Compiling playground v0.0.1 (/playground)
error[E0310]: the parameter type `T` may not live long enough
--> src/main.rs:15:32
|
13 | fn gen<T:Foo>() {
| -- help: consider adding an explicit lifetime bound `T: 'static`...
14 | //let func : &dyn Fn() -> i32 = &T::foo; // works
15 | let func : &FooFunc<i32> = &T::foo; // doesn't work, but should be identical to the line above (???)
| ^^^^^^^
|
note: ...so that the type `fn() -> i32 {<T as Foo>::foo}` will meet its required lifetime bounds
--> src/main.rs:15:32
|
15 | let func : &FooFunc<i32> = &T::foo; // doesn't work, but should be identical to the line above (???)
| ^^^^^^^
error: aborting due to previous error
For more information about this error, try `rustc --explain E0310`.
error: Could not compile `playground`.
To learn more, run the command again with --verbose.
All trait objects have a lifetime. dyn Fn -> R is actually just syntax sugar for dyn Fn -> R + 'a, similar to how &T is sugar for &'a T. However, the way that this lifetime 'a is chosen differs based on context:
In a function body, typically all missing lifetime variables are effectively assigned fresh inference variables.

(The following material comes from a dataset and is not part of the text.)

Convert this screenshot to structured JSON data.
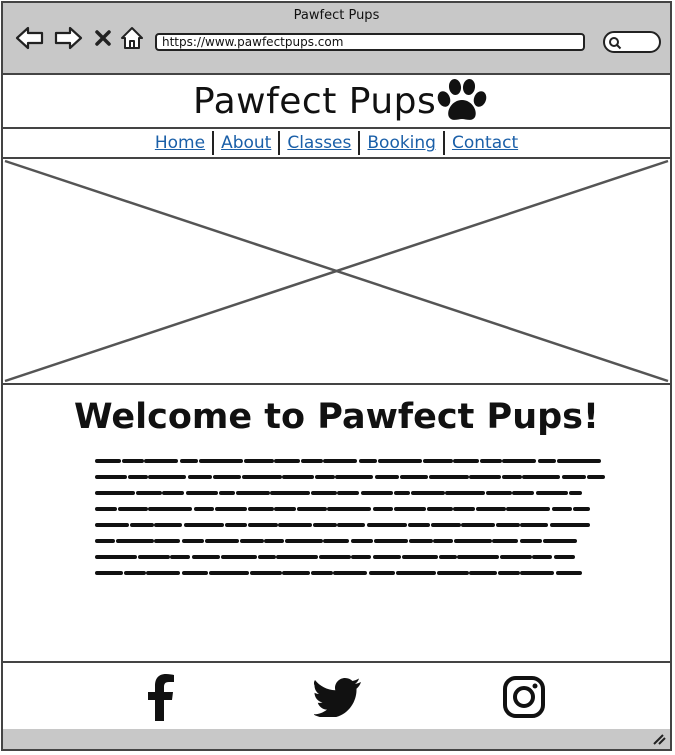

This means that:
let func : &dyn Fn() -> i32 = &T::foo;
// is effectively the same as
let func : &'_ dyn Fn() -> i32 + '_ = &T::foo;
However, type inference and lifetime inference only exists inside function bodies. It does not exist in anything that could constitute a public interface, like a type or a function's signature. So omitting a lifetime argument in places such as these always means something else (if it is even allowed).
I'm a bit surprised that the type definition even compiles. But, given the fact that it does compile, it's pretty clear what the compiler has done:
type FooFunc<R> = dyn Fn() -> R;
// must surely be equivalent to
type FooFunc<R> = dyn Fn() -> R + 'static;
Something does seem odd to me. Foo::foo should indeed be 'static, as should T::foo even for unknown T. However, this has nothing to do with whether or not it takes &self; it has to do with the fact that it has no context to close over.
It's a pointer to a function in static memory, just like any expression of the form path::fn_name or path::Type::fn_name. (or <path::Type as path::Trait>::fn_name, etc.)
error[E0310]: the parameter type `T` may not live long enough
--> src/lib.rs:9:5
|
7 | fn foo<T : Trait> ()
| -- help: consider adding an explicit lifetime bound `T: 'static`...
8 | {
9 | is_static(&T::foo);
| ^^^^^^^^^
|
note: ...so that the type `fn() {<T as Trait>::foo}` will meet its required lifetime bounds
--> src/lib.rs:9:5
|
9 | is_static(&T::foo);
| ^^^^^^^^^
In other words: even if T::foo must be 'static no matter T, the compiler still sees T::foo as only outliving what T outlives...
By the way, the same happens with &bar::<T> given fn bar<T>() {}.
This looks like a bug; but it kind of makes sense when we come to think of it: the zero-sized item representing bar<T> (or <T as Trait>::foo) is ill-formed when T is, such as when being outside T's lifetime. So an explicit coercion to the function pointer type (i.e., no longer zero-sized type-specific item, but a dynamic / runtime version of it, with type erasure and thus 'static lifetime) is needed to achieve 'staticness.